To witness someone else’s tears is not necessarily to be moved yourself. But to absorb “Kairos” is — like reading “Wuthering Heights” or “On Chesil Beach,” listening to albums like Lou Reed’s “Berlin” or Tracey Thorn’s “A Distant Shore,” watching the film “Truly, Madly, Deeply” or ingesting an ideal edible — to set yourself on a gentle downward trajectory.

If “Kairos” were only a tear-jerker, there might not be much more to say about it. But Erpenbeck, a German writer born in 1967 whose work has come sharply to the attention of English-language readers over the past decade, is among the most sophisticated and powerful novelists we have.

Clinging to the undercarriage of her sentences, like fugitives, are intimations of Germany’s politics, history and cultural memory. It’s no surprise that she is already bruited as a future Nobelist. Her work has attracted star translators, first Susan Bernofsky and now the poet and critic Michael Hofmann.

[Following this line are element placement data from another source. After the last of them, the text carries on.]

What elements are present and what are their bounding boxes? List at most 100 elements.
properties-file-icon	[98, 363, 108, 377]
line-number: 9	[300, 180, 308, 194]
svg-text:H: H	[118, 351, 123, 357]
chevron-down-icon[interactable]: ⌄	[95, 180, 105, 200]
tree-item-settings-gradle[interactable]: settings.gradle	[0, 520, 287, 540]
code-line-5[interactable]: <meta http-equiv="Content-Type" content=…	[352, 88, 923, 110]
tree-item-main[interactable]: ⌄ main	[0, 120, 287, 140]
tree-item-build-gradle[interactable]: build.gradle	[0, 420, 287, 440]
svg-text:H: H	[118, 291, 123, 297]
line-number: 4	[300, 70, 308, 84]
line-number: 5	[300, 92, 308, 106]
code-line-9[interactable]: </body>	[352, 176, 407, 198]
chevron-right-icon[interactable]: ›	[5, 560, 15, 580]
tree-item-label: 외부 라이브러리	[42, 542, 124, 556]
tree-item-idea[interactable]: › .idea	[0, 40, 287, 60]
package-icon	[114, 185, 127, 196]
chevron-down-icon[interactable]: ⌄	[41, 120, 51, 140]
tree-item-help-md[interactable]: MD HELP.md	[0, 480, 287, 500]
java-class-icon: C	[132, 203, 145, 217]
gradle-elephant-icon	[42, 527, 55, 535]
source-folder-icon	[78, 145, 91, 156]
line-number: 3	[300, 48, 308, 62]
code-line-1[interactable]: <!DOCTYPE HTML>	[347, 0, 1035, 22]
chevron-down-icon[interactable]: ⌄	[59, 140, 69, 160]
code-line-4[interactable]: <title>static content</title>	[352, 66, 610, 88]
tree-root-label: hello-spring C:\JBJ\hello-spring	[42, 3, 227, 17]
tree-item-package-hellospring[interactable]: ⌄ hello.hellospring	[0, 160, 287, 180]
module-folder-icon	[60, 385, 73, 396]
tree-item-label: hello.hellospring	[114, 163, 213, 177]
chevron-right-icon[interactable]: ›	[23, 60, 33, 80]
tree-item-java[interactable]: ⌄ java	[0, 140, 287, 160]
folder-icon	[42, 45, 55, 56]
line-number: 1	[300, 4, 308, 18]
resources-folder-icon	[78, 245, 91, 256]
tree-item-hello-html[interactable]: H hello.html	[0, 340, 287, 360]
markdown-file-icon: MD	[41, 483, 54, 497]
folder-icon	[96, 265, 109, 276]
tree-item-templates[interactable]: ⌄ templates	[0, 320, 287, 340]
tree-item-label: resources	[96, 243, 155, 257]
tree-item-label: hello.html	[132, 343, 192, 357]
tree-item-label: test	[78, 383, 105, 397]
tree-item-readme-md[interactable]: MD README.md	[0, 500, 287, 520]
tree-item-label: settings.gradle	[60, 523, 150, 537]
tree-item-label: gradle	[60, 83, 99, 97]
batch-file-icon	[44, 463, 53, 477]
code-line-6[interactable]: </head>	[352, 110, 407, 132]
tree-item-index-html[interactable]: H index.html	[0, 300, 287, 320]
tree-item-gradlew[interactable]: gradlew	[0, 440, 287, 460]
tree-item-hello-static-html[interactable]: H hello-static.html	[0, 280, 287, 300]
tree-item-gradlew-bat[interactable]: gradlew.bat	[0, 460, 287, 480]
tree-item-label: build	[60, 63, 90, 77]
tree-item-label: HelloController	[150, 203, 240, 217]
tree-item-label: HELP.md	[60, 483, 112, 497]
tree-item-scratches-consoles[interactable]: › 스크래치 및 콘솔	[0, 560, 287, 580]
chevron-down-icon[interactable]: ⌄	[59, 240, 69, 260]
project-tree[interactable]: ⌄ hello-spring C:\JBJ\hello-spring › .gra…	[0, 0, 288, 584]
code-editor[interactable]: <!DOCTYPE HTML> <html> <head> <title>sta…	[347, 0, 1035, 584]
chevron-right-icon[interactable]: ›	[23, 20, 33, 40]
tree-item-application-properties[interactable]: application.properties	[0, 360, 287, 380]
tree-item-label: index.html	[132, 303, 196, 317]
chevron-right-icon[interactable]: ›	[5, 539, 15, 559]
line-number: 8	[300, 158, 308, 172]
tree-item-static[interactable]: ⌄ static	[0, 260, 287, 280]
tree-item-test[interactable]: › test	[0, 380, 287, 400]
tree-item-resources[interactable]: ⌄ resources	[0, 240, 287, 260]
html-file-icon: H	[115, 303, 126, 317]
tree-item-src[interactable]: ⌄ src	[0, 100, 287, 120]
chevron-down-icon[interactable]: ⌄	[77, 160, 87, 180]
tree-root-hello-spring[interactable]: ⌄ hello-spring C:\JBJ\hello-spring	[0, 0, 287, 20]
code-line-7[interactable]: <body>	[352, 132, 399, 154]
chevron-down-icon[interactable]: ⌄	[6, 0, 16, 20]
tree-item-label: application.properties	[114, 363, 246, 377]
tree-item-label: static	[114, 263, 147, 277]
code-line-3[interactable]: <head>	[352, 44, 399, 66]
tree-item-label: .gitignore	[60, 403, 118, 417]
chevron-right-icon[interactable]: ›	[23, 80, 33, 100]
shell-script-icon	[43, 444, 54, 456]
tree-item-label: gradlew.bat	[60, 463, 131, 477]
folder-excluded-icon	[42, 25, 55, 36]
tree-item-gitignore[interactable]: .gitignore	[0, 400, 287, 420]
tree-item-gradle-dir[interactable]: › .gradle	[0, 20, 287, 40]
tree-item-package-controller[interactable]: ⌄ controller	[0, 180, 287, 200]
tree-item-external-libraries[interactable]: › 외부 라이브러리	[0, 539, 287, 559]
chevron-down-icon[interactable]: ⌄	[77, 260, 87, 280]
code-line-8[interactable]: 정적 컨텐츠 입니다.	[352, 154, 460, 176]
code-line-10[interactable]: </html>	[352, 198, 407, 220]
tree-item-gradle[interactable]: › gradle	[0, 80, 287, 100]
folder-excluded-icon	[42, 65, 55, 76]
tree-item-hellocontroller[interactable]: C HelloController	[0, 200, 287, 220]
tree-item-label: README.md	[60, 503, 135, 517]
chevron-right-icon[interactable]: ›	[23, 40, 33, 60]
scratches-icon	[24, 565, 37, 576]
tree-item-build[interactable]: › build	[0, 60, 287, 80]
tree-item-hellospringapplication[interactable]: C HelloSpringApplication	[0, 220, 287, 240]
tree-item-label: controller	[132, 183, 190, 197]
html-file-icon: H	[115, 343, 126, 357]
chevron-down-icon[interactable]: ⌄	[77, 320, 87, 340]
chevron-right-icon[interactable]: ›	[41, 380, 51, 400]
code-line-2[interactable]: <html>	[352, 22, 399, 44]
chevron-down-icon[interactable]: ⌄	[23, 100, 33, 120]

“Kairos” is Erpenbeck’s sixth book of fiction to be issued in English. Her previous novel, “Go, Went, Gone,” was published in the United States in 2017. It’s about a retired classics professor who becomes embroiled in the fate of African refugees in Germany. I found it powerful but often tendentious.

“Kairos” — the title refers to the Greek god of opportunity — is her earthiest novel to date. It’s not just the sex; this is a novel in which pansies are said to resemble Karl Marx and looking inside a stranger’s refrigerator is said to be as good as going to the cinema. She is also writing more closely to her own unconscious.